Lithographically-featured photonic microparticles of colloidal assemblies

We have described a new and promising strategy for the fabrication of composite and porous photonic crystal microparticles that combines the self-assembly of colloidal particles with photolithography techniques. We fabricated silica/SU-8 composite microparticles with photonic bandgaps via four steps: (1) deposition of the silica colloidal crystals on the photoresist, (2) embedding of the colloidal crystals in the photoresist, (3) UV exposure through a photomask and subsequent development, and (4) release of the microparticles from the substrate. Embedding was performed above the glass transition temperature (T(g)) of uncrosslinked SU-8. At such temperatures, capillary forces on the silica particles facilitate the migration of colloidal crystals in the SU-8 matrix. Particle migration ceased when the top colloidal crystal layer was trapped at the interface between air and SU-8. In addition, we also prepared porous microparticles with an inverse opaline structure by dissolving the embedded silica particles from the composite structures. The porous microparticles showed enhanced reflectivity at the bandgap position due to the large refractive index contrast.

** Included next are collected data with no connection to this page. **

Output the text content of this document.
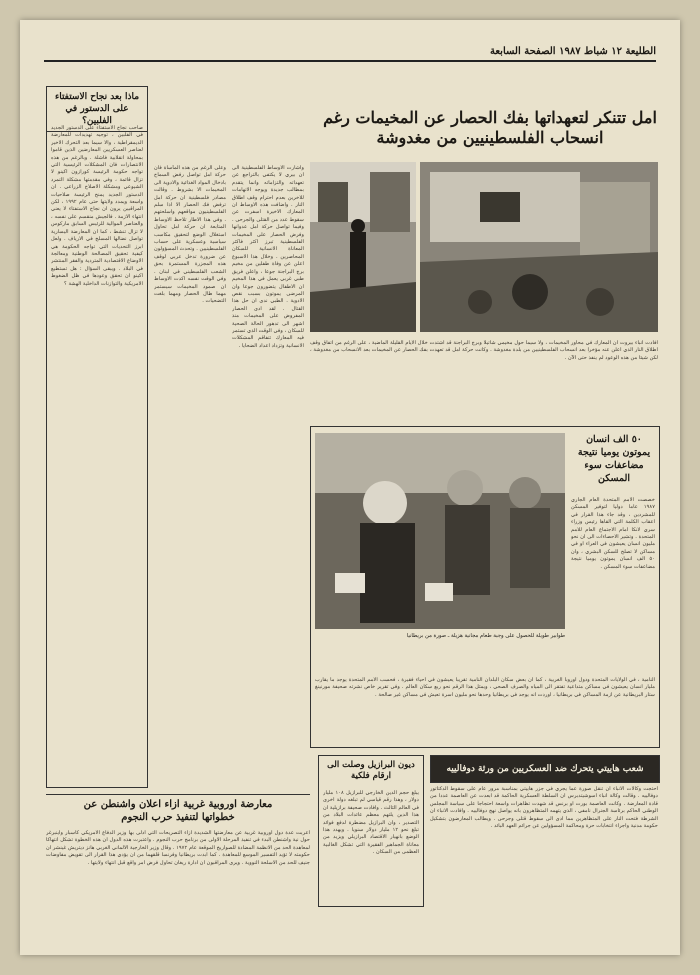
الطليعة ١٢ شباط ١٩٨٧ الصفحة السابعة
امل تتنكر لتعهداتها بفك الحصار عن المخيمات رغم
انسحاب الفلسطينيين من مغدوشة
افادت انباء بيروت ان المعارك في محاور المخيمات ، ولا سيما حول مخيمي شاتيلا وبرج البراجنة قد اشتدت خلال الايام القليلة الماضية ، على الرغم من اتفاق وقف اطلاق النار الذي اعلن عنه مؤخرا بعد انسحاب الفلسطينيين من بلدة مغدوشة . وكانت حركة امل قد تعهدت بفك الحصار عن المخيمات بعد الانسحاب من مغدوشة ، لكن شيئا من هذه الوعود لم ينفذ حتى الآن .
واشارت الاوساط الفلسطينية الى ان بيري لا يكتفي بالتراجع عن تعهداته والتزاماته وانما يتقدم بمطالب جديدة ويوجه الاتهامات للاخرين بعدم احترام وقف اطلاق النار . واضافت هذه الاوساط ان المعارك الاخيرة اسفرت عن سقوط عدد من القتلى والجرحى . وفيما تواصل حركة امل عدوانها وفرض الحصار على المخيمات الفلسطينية تبرز اكثر فاكثر المعاناة الانسانية للسكان المحاصرين . وخلال هذا الاسبوع اعلن عن وفاة طفلين من مخيم برج البراجنة جوعا ، واعلن فريق طبي غربي يعمل في هذا المخيم ان الاطفال يتضورون جوعا وان المرضى يموتون بسبب نقص الادوية . الطبي ندى ان حل هذا القتال . لقد ادى الحصار المفروض على المخيمات منذ اشهر الى تدهور الحالة الصحية للسكان ، وفي الوقت الذي تستمر فيه المعارك تتفاقم المشكلات الانسانية وتزداد اعداد الضحايا .
وعلى الرغم من هذه المأساة فان حركة امل تواصل رفض السماح بادخال المواد الغذائية والادوية الى المخيمات الا بشروط . وقالت مصادر فلسطينية ان حركة امل ترفض فك الحصار الا اذا سلم الفلسطينيون مواقعهم واسلحتهم . وفي هذا الاطار تلاحظ الاوساط المتابعة ان حركة امل تحاول استغلال الوضع لتحقيق مكاسب سياسية وعسكرية على حساب الفلسطينيين . وتحدث المسؤولون عن ضرورة تدخل عربي لوقف هذه المجزرة المستمرة بحق الشعب الفلسطيني في لبنان . وفي الوقت نفسه اكدت الاوساط ان صمود المخيمات سيستمر مهما طال الحصار ومهما بلغت التضحيات .
ماذا بعد نجاح الاستفتاء
على الدستور في الفلبين؟
صاحب نجاح الاستفتاء على الدستور الجديد في الفلبين ، توجيه تهديدات للمعارضة الديمقراطية ، والا سيما بعد التحرك الاخير لعناصر العسكريين المعارضين الذين قاموا بمحاولة انقلابية فاشلة . وبالرغم من هذه الانتصارات فان المشكلات الرئيسية التي تواجه حكومة الرئيسة كورازون اكينو لا تزال قائمة ، وفي مقدمتها مشكلة التمرد الشيوعي ومشكلة الاصلاح الزراعي . ان الدستور الجديد يمنح الرئيسة صلاحيات واسعة ويمدد ولايتها حتى عام ١٩٩٢ ، لكن المراقبين يرون ان نجاح الاستفتاء لا يعني انتهاء الازمة . فالجيش منقسم على نفسه ، والعناصر الموالية للرئيس السابق ماركوس لا تزال تنشط ، كما ان المعارضة اليسارية تواصل نضالها المسلح في الارياف . ولعل ابرز التحديات التي تواجه الحكومة هي كيفية تحقيق المصالحة الوطنية ومعالجة الاوضاع الاقتصادية المتردية والفقر المنتشر في البلاد . ويبقى السؤال : هل تستطيع اكينو ان تحقق وعودها في ظل الضغوط الامريكية والتوازنات الداخلية الهشة ؟
٥٠ الف انسان
يموتون يوميا نتيجة
مضاعفات سوء
المسكن
خصصت الامم المتحدة العام الجاري ١٩٨٧ عاما دوليا لتوفير المسكن للمشردين ، وقد جاء هذا القرار في اعقاب الكلمة التي القاها رئيس وزراء سري لانكا امام الاجتماع العام للامم المتحدة . وتشير الاحصاءات الى ان نحو مليون انسان يعيشون في العراء او في مساكن لا تصلح للسكن البشري ، وان ٥٠ الف انسان يموتون يوميا نتيجة مضاعفات سوء المسكن .
طوابير طويلة للحصول على وجبة طعام مجانية هزيلة ـ صورة من بريطانيا
النامية ، في الولايات المتحدة ودول اوروبا الغربية ، كما ان بعض سكان البلدان النامية تقريبا يعيشون في احياء فقيرة ، فحسب الامم المتحدة يوجد ما يقارب مليار انسان يعيشون في مساكن متداعية تفتقر الى المياه والصرف الصحي ، ويمثل هذا الرقم نحو ربع سكان العالم . وفي تقرير خاص نشرته صحيفة مورنينغ ستار البريطانية عن ازمة المساكن في بريطانيا ، اوردت انه يوجد في بريطانيا وحدها نحو مليون اسرة تعيش في مساكن غير صالحة .
شعب هاييتي يتحرك ضد العسكريين من ورثة دوفالييه
احتجت وكالات الانباء ان تنقل صورة عما يجري في جزر هاييتي بمناسبة مرور عام على سقوط الدكتاتور دوفالييه . وقالت وكالة انباء اسوشيتدبرس ان السلطة العسكرية الحاكمة قد ابعدت عن العاصمة عددا من قادة المعارضة . وكانت العاصمة بورت او برنس قد شهدت تظاهرات واسعة احتجاجا على سياسة المجلس الوطني الحاكم برئاسة الجنرال نامفي ، الذي يتهمه المتظاهرون بانه يواصل نهج دوفالييه . وافادت الانباء ان الشرطة فتحت النار على المتظاهرين مما ادى الى سقوط قتلى وجرحى . ويطالب المعارضون بتشكيل حكومة مدنية واجراء انتخابات حرة ومحاكمة المسؤولين عن جرائم العهد البائد .
ديون البرازيل وصلت الى
ارقام فلكية
يبلغ حجم الدين الخارجي للبرازيل ١٠٨ مليار دولار ، وهذا رقم قياسي لم تبلغه دولة اخرى في العالم الثالث . وافادت صحيفة برازيلية ان هذا الدين يلتهم معظم عائدات البلاد من التصدير ، وان البرازيل مضطرة لدفع فوائد تبلغ نحو ١٢ مليار دولار سنويا . ويهدد هذا الوضع بانهيار الاقتصاد البرازيلي ويزيد من معاناة الجماهير الفقيرة التي تشكل الغالبية العظمى من السكان .
معارضة اوروبية غربية ازاء اعلان واشنطن عن
خطواتها لتنفيذ حرب النجوم
اعربت عدة دول اوروبية غربية عن معارضتها الشديدة ازاء التصريحات التي ادلى بها وزير الدفاع الامريكي كاسبار واينبرغر حول نية واشنطن البدء في تنفيذ المرحلة الاولى من برنامج حرب النجوم . واعتبرت هذه الدول ان هذه الخطوة تشكل انتهاكا لمعاهدة الحد من الانظمة المضادة للصواريخ الموقعة عام ١٩٧٢ . وقال وزير الخارجية الالماني الغربي هانز ديتريش غينشر ان حكومته لا تؤيد التفسير الموسع للمعاهدة . كما ابدت بريطانيا وفرنسا قلقهما من ان يؤدي هذا القرار الى تقويض مفاوضات جنيف للحد من الاسلحة النووية . ويرى المراقبون ان ادارة ريغان تحاول فرض امر واقع قبل انتهاء ولايتها .
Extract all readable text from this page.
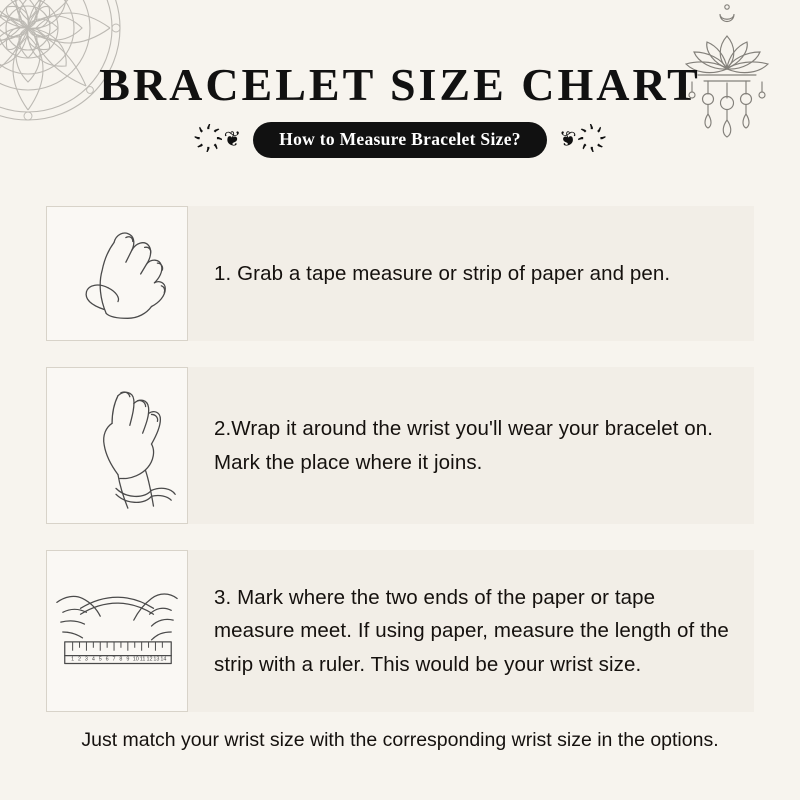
BRACELET SIZE CHART
҉❦	How to Measure Bracelet Size?	҉❦
1. Grab a tape measure or strip of paper and pen.
2.Wrap it around the wrist you'll wear your bracelet on. Mark the place where it joins.
1 2 3 4 5 6 7 8 9 10 11 12 13 14
3. Mark where the two ends of the paper or tape measure meet. If using paper, measure the length of the strip with a ruler. This would be your wrist size.
Just match your wrist size with the corresponding wrist size in the options.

The bandgap position of the microparticles was controlled by the size of the silica particles, which determined the lattice constant. Bilayered composite and porous microparticles with two distinct photonic bandgaps were also prepared by sequential deposition of colloidal crystals composed of two differently sized silica particles.

Stability enhancement of an electrically tunable colloidal photonic crystal using modified electrodes with a large electrochemical potential window

The color tuning behavior and switching stability of an electrically tunable colloidal photonic crystal system were studied with particular focus on the electrochemical aspects. Photonic color tuning of the colloidal arrays composed of monodisperse particles dispersed in water was achieved using external electric field through lattice constant manipulation. However, the number of effective color tuning cycle was limited due to generation of unwanted ions by electrolysis of the water medium during electrical switching. By introducing larger electrochemical potential window electrodes, such as conductive diamond-like carbon or boron-doped diamond, the switching stability was appreciably enhanced through reducing the number of ions generated.

Metal nanograil arrays with tunable multiple dipolar plasmon modes in integrated optofluidic devices for ultrasensitive sensing of biomolecules

Biomolecular detection using Localized Surface Plasmon Resonances (LSPR) has been extensively investigated because these techniques enable label-free detection. The high-density metal nanopatterns with tunable LSPR characteristics have been used as refractive index sensing because LSPR property is highly sensitive to refractive index change of surroundings. Meanwhile, Colloidal lithography is a robust method for fabricating regularly ordered nanostructures in a controlled and reproducible way using spontaneous assembly of colloidal particles. In this study, nanopatterns on UV-curable polymer were prepared via colloidal lithography. Then, metallic nanograil arrays with high density were fabricated by sputtering noble metals such as gold and subsequent removal of residual polymers and colloidal particles. From Finite-Difference Time-Domain Method (FDTD) simulations and reflectance spectra, we found that multiple dipolar plasmon modes were induced by gold nanograil arrays and each mode was closely related with structural parameters. LSPR characteristics of gold nanograil arrays could be tuned by varying the fabrication conditions to obtain optimal structures for LSPR sensing. Sensing behavior of gold nanograil arrays was tested by applying various solvents with different refractive indices and measuring the variations of LSPR dips. Finally, gold nanograil arrays as LSPR sensors were integrated in optofluidic devices and used to achieve real-time label-free monitoring of biomolecules.